Tumblr meets most of these requirements (simple, good looking themes, very easy for people to post, etc) and it’s been what I now recommend to everyone looking for a simple website or blog (I use it myself for mustardreviews.com). For instance, I helped my friends Roos put up her own website using Tumblr and it was great how much she was able to do despite not having much experience with blogging software. However, Tumblr’s text formatting options are a little too limiting even in basic blog posts (and I’d love to see something like Markdown support).

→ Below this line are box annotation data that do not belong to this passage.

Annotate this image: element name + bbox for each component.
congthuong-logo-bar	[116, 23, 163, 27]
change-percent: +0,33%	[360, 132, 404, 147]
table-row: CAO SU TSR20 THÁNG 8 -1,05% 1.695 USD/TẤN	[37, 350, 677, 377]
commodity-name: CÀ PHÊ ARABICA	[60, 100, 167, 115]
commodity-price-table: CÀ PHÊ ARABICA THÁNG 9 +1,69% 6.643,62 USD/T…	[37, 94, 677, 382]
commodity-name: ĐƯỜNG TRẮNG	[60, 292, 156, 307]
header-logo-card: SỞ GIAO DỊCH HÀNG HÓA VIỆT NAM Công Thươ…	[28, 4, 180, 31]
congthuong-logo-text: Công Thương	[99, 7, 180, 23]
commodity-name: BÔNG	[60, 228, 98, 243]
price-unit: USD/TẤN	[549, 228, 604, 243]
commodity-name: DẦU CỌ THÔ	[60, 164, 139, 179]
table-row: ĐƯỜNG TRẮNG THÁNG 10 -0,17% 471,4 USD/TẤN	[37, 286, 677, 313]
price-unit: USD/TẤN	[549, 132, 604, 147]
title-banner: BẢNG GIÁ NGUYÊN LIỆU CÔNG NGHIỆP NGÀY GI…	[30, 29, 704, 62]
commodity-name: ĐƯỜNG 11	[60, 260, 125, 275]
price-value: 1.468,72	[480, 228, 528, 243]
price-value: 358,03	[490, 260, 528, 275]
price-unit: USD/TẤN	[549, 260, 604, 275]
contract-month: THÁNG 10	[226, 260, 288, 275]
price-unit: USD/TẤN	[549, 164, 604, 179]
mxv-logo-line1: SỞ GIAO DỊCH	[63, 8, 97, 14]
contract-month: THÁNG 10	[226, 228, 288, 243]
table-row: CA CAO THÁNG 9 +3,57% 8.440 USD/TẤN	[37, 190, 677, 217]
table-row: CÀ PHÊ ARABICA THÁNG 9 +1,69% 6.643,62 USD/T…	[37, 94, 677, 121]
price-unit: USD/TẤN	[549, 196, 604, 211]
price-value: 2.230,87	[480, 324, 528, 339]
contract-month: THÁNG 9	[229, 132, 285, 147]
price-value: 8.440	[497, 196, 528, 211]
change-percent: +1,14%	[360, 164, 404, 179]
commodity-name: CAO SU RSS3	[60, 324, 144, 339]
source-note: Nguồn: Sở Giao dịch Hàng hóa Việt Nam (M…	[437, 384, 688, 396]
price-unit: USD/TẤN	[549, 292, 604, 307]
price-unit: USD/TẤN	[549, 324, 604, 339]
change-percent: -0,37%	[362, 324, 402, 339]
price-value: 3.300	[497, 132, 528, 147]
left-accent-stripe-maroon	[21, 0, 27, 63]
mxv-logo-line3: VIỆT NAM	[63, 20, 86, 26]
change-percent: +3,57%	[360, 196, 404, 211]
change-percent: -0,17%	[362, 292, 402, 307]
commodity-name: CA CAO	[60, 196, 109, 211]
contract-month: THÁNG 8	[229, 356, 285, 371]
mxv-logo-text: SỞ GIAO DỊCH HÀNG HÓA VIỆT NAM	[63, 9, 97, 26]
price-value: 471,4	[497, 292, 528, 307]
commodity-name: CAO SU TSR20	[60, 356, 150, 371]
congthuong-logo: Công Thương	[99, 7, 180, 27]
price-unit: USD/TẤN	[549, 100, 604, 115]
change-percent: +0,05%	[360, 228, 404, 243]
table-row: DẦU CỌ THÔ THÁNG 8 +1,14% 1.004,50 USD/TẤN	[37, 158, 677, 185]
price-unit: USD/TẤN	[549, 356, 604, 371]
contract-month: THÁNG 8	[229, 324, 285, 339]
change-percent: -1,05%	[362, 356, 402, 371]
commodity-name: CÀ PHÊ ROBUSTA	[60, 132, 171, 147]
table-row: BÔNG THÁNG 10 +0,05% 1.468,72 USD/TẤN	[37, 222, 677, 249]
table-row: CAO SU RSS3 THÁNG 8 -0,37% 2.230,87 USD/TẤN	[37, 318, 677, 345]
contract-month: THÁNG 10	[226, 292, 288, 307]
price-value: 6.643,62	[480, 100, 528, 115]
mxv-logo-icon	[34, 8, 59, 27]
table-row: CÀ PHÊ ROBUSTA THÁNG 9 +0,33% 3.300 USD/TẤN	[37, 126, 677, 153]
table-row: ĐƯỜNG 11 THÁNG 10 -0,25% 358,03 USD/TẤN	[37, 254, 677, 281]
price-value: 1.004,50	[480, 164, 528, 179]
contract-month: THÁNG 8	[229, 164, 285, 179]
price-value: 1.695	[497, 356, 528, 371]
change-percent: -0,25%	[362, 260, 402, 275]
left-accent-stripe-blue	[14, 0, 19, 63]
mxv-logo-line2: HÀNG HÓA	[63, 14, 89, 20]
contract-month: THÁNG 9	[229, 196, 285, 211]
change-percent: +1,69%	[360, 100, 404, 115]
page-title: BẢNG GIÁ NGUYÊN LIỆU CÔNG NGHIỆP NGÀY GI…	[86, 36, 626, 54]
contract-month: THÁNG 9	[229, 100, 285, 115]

However, where Tumblr is really unfriendly are in a few common use-cases:

  • Have a static page as the homepage instead of a reverse chronological list of posts. I see lots of people wanting this – heck, I have this on this site – but as far as I can tell it’s impossible to do on Tumblr.
  • Pages. Oh pages! Tumblr is horrible at them. Yes they exist and yes they have the same interface as normal text posts. However, there are a TON of problems:
    1. You can only access them when ‘customizing’ the blog. They’re treated as a total afterthought rather than content just as important as the regular blog posts. Pages should be treated as content, not style or settings.
    2. Creating and editing a page opens up the page interface in a small popup window. AND THE INPUT FORM CANNOT BE RESIZED! So are pages supposed to only have 140 characters? Anything more and you spend more time scrolling than authoring content. It’s like you’re squinting through a a telescope at your page content.
    3. You can’t upload any media other than photos when editing a page.
  • There is no way to have nice category pages. The tag pages are a bit too rough.

Given the reservations I would love to find something like Tumblr but just a little bit better. Mumblr sounds promising (and Harry’s site looks great) but, frankly, I tried a few months ago to set it up and didn’t get very far. I guess I should try again.

Do you know anything that meets my requirements? Should I just need to write what I want myself?